The individuals accused by Nisman of conspiring to help the Iranian suspects attain impunity in exchange for increased trade relations also referred to Nisman as “The Russian”—an insinuation about his Jewish origins—according to wiretaps Nisman used as part of his investigation of the alleged cover-up.

Taiano’s son was kidnapped years ago in connection with a case he was leading in which former President Nestor Kirchner and his wife and successor, Cristina Fernandez Kirchner, faced charges.

Such threats and acts of violence, which are not uncommon, create an environment of fear that discourages witnesses from coming forth and impedes impartial justice.

Taiano is not one to be easily swayed, however. He had taken over the case from another prosecutor, Viviana Fein, whom he formally accused of breach of duty, obstruction of justice, failing to adhere to investigative protocol, and other alleged “intentional irregularities.” Such a formal complaint was noteworthy because it came from within the judiciary.

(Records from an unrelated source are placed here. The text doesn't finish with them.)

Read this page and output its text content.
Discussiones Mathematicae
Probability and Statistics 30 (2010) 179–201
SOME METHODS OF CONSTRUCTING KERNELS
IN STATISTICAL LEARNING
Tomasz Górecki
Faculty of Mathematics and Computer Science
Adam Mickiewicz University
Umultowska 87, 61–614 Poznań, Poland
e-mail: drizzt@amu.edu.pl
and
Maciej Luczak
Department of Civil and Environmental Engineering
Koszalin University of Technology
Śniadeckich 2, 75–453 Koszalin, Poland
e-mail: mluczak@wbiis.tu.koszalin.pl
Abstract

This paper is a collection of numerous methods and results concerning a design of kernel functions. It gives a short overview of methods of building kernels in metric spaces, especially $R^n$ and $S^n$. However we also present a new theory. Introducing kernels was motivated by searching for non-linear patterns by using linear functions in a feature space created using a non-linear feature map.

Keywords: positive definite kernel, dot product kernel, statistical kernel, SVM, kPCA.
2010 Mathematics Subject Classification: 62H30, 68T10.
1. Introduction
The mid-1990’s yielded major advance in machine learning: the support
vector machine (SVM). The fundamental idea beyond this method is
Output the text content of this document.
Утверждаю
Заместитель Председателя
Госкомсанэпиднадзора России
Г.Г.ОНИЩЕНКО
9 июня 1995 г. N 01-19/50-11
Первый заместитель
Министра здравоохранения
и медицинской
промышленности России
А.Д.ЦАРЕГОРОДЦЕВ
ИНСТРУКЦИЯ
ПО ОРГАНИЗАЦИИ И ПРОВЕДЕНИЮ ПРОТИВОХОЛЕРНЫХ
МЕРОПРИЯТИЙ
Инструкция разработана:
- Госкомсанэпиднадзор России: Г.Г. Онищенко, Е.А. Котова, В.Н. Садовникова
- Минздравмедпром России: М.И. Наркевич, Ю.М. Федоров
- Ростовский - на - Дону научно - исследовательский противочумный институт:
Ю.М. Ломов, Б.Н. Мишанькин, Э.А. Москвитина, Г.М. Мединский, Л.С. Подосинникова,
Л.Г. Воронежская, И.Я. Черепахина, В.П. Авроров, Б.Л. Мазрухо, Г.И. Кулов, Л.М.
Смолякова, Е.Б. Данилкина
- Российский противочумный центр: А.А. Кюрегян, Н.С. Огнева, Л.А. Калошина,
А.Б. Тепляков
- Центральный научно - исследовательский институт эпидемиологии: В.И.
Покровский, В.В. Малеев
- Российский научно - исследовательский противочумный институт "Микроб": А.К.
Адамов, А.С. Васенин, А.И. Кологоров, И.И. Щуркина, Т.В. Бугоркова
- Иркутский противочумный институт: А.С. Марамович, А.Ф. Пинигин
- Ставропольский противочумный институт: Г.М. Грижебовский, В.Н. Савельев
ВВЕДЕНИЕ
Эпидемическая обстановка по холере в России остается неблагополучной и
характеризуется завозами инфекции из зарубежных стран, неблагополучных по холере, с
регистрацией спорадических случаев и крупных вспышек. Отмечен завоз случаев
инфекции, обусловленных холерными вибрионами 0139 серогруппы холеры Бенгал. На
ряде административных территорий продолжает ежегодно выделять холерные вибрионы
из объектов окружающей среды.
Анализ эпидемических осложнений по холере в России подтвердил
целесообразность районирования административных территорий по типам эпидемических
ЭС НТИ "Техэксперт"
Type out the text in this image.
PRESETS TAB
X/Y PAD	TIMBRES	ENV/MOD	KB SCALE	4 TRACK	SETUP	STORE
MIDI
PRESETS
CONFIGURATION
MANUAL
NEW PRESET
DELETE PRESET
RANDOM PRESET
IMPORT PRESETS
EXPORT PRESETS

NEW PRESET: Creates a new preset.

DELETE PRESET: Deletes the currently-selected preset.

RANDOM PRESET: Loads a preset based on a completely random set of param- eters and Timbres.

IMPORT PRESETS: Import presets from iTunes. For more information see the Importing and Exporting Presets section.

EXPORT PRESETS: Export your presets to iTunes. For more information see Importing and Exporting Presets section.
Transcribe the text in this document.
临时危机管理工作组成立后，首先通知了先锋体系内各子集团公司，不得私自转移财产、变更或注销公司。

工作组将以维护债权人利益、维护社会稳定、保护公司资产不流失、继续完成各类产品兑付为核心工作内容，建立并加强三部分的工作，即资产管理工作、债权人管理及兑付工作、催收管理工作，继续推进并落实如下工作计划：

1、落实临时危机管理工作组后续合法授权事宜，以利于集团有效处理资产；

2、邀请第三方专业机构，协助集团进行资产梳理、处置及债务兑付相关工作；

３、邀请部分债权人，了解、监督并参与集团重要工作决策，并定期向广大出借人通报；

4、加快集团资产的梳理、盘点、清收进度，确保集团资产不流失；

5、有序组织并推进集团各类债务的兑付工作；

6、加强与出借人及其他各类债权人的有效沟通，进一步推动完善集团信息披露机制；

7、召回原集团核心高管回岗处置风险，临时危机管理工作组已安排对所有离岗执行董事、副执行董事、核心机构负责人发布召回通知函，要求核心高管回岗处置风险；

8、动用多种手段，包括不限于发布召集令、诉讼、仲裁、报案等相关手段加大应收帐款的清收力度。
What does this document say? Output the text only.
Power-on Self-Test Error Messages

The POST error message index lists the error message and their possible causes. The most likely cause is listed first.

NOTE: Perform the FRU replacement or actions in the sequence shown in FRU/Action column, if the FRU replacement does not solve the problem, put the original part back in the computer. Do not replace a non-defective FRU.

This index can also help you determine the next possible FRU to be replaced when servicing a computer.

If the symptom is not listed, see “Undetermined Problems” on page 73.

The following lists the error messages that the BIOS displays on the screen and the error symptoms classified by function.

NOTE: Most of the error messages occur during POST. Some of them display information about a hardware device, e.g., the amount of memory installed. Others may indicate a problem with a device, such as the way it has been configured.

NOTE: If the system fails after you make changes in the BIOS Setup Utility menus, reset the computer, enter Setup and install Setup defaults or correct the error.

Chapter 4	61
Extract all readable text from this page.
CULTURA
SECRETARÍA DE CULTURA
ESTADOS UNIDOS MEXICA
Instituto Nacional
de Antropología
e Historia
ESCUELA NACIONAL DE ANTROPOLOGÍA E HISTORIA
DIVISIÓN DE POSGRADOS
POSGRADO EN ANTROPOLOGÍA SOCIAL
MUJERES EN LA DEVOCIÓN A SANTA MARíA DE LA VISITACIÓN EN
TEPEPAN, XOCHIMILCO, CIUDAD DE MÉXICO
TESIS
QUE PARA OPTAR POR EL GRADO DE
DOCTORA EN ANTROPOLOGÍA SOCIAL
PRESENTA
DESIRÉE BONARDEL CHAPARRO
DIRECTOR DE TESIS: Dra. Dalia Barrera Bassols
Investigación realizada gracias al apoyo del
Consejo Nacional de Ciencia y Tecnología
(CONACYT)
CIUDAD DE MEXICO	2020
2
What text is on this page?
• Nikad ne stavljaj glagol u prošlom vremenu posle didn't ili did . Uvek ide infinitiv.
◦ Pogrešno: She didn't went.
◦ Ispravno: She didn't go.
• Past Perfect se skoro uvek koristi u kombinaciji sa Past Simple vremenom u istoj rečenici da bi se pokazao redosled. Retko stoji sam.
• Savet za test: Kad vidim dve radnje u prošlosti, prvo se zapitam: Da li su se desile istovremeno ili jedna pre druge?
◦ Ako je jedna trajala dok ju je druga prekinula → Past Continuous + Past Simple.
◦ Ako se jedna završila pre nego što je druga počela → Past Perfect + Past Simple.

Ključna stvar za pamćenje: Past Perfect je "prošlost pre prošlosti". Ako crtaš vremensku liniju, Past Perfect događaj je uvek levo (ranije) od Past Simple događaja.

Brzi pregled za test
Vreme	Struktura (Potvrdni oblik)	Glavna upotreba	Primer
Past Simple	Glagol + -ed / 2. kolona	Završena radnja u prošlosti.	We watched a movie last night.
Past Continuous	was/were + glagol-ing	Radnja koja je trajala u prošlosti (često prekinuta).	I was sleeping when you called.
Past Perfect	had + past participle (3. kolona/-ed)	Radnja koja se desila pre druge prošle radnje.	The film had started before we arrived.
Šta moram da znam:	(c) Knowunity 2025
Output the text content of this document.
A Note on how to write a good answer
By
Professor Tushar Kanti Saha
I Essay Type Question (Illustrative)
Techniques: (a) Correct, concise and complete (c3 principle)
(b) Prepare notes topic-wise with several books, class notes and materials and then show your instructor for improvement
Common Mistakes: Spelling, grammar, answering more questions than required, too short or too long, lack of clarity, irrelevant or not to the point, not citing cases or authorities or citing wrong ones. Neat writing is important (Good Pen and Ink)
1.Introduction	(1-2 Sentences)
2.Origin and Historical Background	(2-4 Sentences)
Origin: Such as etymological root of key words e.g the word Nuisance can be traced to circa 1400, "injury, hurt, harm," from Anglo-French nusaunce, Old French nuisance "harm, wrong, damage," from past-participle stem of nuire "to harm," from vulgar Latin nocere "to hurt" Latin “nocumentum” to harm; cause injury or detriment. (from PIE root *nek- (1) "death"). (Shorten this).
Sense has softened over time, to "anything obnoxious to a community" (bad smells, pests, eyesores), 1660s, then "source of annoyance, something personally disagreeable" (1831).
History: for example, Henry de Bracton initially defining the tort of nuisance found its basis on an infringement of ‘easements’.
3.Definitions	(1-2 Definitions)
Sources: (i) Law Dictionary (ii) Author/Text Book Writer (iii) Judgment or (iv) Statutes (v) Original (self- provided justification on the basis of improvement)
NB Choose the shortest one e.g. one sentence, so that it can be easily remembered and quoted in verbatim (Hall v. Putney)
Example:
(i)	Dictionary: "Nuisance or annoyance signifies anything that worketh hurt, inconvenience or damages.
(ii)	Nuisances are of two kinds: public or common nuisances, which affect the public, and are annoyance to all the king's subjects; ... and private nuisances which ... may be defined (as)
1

President Mauricio Macri, who took office in early 2016, also made a stand, reversing the course taken by his predecessor, Cristina Kirchner. One of his first acts as president was to announce that he would not challenge in court the decision that declared the MOU unconstitutional.

Macri also called for a “definitive investigation” into Nisman’s death, saying, “It’s hard to believe that Nisman committed suicide. There are too many situations, indications, realities of those hours, those days, that don’t match with a suicide…I want to generate the conditions to allow our justice system to freely investigate what really happened.”

This week, Macri praised the “courage” of the judges who determined the Nisman case should be opened, noting that they were under pressure to abandon it.

Since Nisman started his work as Special Prosecutor in 2004, his investigations have served as roadmaps for law enforcement and policymakers seeking to understand how Iran’s extensive terrorist network can reach unsuspecting communities in Latin America, throughout the Western Hemisphere and around the globe.

In addition to the bombing of the AMIA, Nisman found that Iran’s networks were used in the 2007 plot to attack New York’s John F. Kennedy International Airport, which could have rivaled the attack on the World Trade Center on 9/11 had it not been uncovered in time. Nisman’s investigations revealed how Iran exploits vulnerabilities to set up illicit financial and terrorist networks.

While Alberto Nisman won’t be able to make his case in person, and severe challenges to Argentina’s judicial processes remain, those who engaged in an effort to cover up the role of the Iranian perpetrators of the AMIA bombing will hopefully no longer be able to hide from scrutiny. This is a first step, but an important one in Argentina’s quest for justice.

Toby Dershowitz is vice president for government relations and strategy at the Washington, DC-based Foundation for Defense of Democracies.